Coding challenge for insight data engineering
A newspaper editor was researching immigration data trends on H1B(H-1B, H-1B1, E-3) visa application processing over the past years, trying to identify the occupations and states with the most number of approved H1B visas. Statistics can be found from the US Department of Labor and its Office of Foreign Labor Certification Performance Data.
The editor would like to analyze past years data for certified visa applications based on two metrics: Top 10 Occupations and Top 10 States.
Some requirements for this task are listed as follows:
- Code should be modular and reusable for future. Code should also work well on data for 2019 or 2020.
- Code should have reasonable time complexity and space complexity. The original data may be very large and the code is for no reason to run for hours.
- Code should be well-commented. Well-commented code will help with further update in the code.
- Code should deal with special situation like data missing.
- No external library is allowed.
The output data should following these rules: 1.The first line is the field name and separated by semicolumn. 2.The Top 10 Occupations or Top 10 States should be listed in a descending order based on how many times they appear in the data. If there are two occupations or states have the same count, sort them using alphabet. 3.The output consists of 3 column. First column is the name. Second column is the count. Third column is the how much percentage that occupation/states takes compared to the total number of certified visa.

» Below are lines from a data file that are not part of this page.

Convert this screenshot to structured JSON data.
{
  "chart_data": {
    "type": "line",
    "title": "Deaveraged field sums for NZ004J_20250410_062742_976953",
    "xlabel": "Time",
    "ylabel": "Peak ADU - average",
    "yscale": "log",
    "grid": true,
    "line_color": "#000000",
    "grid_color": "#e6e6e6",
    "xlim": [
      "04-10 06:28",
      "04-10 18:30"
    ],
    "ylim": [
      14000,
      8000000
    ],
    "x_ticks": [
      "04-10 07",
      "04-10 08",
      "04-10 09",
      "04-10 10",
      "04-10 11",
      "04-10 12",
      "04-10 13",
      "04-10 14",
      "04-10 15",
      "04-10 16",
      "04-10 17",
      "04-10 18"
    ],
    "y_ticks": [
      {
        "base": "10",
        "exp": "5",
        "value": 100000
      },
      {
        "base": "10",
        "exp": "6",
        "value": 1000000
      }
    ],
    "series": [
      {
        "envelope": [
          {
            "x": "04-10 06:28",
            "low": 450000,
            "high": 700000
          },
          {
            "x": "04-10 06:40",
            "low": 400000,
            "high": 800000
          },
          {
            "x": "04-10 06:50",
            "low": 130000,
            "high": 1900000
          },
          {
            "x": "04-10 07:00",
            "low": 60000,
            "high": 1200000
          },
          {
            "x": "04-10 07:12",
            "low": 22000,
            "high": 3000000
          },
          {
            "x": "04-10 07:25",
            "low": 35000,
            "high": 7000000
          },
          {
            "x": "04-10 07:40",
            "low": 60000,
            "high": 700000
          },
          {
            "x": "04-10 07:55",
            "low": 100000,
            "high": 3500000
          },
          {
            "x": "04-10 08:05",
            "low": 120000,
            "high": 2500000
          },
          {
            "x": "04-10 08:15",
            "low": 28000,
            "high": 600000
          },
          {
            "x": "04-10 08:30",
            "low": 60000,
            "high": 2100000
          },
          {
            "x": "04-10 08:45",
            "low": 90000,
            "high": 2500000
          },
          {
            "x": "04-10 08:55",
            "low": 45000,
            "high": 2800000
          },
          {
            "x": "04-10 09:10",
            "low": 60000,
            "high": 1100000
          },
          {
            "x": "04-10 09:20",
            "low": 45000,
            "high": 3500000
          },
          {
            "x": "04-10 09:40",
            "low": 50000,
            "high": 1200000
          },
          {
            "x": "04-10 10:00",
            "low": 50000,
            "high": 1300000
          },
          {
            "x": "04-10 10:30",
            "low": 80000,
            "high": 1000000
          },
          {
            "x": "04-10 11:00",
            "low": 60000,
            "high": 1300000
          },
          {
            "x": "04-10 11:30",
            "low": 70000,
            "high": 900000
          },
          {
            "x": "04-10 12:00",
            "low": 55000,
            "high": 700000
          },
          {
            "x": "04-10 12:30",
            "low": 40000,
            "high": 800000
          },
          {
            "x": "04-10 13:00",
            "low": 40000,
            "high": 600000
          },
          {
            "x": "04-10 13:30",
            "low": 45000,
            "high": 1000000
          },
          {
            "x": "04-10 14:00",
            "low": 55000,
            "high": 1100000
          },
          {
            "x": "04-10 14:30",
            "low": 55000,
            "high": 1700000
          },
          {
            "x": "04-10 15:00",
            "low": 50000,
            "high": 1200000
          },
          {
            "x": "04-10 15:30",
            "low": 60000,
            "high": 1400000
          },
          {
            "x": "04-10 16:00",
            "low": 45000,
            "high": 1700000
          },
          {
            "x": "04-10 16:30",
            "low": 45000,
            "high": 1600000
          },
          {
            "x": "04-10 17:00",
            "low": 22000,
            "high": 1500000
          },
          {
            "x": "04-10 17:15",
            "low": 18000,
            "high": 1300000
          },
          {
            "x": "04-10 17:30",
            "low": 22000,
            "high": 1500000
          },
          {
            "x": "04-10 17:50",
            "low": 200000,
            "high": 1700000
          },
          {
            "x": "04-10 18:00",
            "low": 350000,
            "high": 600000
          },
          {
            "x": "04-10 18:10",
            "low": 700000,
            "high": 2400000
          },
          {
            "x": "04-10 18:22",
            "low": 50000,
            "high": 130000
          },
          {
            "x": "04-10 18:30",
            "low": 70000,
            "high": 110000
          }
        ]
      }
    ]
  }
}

To deal with the problem of finding top 10 items from large amount of data, there's mainly two steps.
- Use a hashtable to save the count for every element in the data. When it comes to python, a dictionary is used in this project. The time for building the dictionary is O(n). n is the number of instances in the data.
- Use MinHeap to keep track of the 10 most commonly appeared occupations and states. Choosing MinHeap because when adding a new element into the heap, the time for updating the heap is O(logk). k is the size of the heap. Thus, we can go through all the data and get the 10 most commonly appeared occupations or states in O(nlog10)
- Extract value and key from the heap and sort the result into the form needed: Sort by the count it appears. If two jobs or two states appear same amount of times, sort them using alphabet.
1.put the input data in input folder and name it h1b_input.csv 2.run the command: ./run.sh 3.the output will be ready in the output folder.